Enhanced van-der Waals separation in hydrated tungsten oxide nanoplates enables superior pseudocapacitive charge storage

Engineering the van-der-Waals gap by interlayer water confinement and hydration enable superfast ions transfer and intercalation that boosts the charge storage performance. Herein, we report the van-der-Waals gap modification into the layered WO3 nanostructures using cost-effective wet chemical method. The larger water molecules insertion into the hydrated WO3 crystal structure facilitates the expansion of van-der-Waals gap, which results the improvement of nanoplates thickness.

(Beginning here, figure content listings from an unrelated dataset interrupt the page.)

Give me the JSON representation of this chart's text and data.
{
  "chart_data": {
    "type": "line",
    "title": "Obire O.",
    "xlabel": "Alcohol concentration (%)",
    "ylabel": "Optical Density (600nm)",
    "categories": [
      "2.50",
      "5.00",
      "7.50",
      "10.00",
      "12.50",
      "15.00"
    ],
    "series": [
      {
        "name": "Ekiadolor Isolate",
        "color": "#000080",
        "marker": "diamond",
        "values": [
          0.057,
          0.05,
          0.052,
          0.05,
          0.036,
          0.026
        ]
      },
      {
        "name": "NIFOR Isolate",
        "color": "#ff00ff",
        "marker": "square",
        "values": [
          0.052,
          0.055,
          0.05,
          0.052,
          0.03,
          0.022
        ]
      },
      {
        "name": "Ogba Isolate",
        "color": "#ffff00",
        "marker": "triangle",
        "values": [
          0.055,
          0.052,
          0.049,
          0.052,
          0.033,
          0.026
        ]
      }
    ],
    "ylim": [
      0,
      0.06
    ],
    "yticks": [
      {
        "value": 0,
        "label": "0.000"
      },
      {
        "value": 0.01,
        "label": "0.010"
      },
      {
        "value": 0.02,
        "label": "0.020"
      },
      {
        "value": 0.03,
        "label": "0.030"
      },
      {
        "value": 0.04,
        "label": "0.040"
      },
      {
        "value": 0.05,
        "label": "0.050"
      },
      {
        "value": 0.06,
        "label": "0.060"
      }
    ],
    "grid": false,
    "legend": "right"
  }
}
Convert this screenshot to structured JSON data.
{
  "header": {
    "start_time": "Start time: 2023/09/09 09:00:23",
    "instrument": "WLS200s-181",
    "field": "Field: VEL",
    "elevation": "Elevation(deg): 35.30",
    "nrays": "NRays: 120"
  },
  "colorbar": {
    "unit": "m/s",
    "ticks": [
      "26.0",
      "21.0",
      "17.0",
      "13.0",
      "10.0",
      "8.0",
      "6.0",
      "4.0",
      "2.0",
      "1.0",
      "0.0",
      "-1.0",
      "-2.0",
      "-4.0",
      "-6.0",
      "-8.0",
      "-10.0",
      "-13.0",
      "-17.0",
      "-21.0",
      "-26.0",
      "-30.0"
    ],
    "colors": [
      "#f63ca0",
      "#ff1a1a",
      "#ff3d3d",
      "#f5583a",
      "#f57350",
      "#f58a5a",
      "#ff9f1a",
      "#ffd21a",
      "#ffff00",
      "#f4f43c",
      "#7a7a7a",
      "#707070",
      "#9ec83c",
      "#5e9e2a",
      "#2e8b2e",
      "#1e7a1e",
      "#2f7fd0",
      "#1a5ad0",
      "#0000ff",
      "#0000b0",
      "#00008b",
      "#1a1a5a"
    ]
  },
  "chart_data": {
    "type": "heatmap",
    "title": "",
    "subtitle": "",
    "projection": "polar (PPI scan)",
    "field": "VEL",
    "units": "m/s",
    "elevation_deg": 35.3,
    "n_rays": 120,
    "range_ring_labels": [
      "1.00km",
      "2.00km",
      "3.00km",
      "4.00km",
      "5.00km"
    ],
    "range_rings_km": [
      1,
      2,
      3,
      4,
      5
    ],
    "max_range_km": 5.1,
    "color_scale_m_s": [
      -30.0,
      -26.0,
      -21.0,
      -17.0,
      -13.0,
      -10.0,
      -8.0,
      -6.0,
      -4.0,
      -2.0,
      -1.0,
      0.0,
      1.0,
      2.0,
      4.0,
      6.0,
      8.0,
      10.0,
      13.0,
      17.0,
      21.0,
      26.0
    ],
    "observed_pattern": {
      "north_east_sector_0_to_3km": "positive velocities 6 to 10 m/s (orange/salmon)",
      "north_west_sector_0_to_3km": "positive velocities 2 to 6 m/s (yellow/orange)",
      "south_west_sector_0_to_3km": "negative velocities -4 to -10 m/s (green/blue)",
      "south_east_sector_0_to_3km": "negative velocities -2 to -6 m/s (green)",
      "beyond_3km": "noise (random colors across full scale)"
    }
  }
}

The electrochemical performance in the thicker hydrated WO3 nanoplates is enhanced owing to the better crystalline nature and electrical conductivity along with van-der-Waals gap modification. Hence, the significant boost of single electrode specific capacitance from 160 F g−1 to 250 F g−1 at 2 mV s−1 is observed in 1 M H2SO4 aqueous electrolyte. Further an asymmetric supercapacitor of 1.6 V exhibits the capacitance value 27 F g−1 at 1 A g−1 with 8000 Wh kg−1 power density and 87% capacitance retention after 2500 cycles. The van-der-Waal gaps engineering of layered materials is a potential strategy to amplify supercapacitor performance.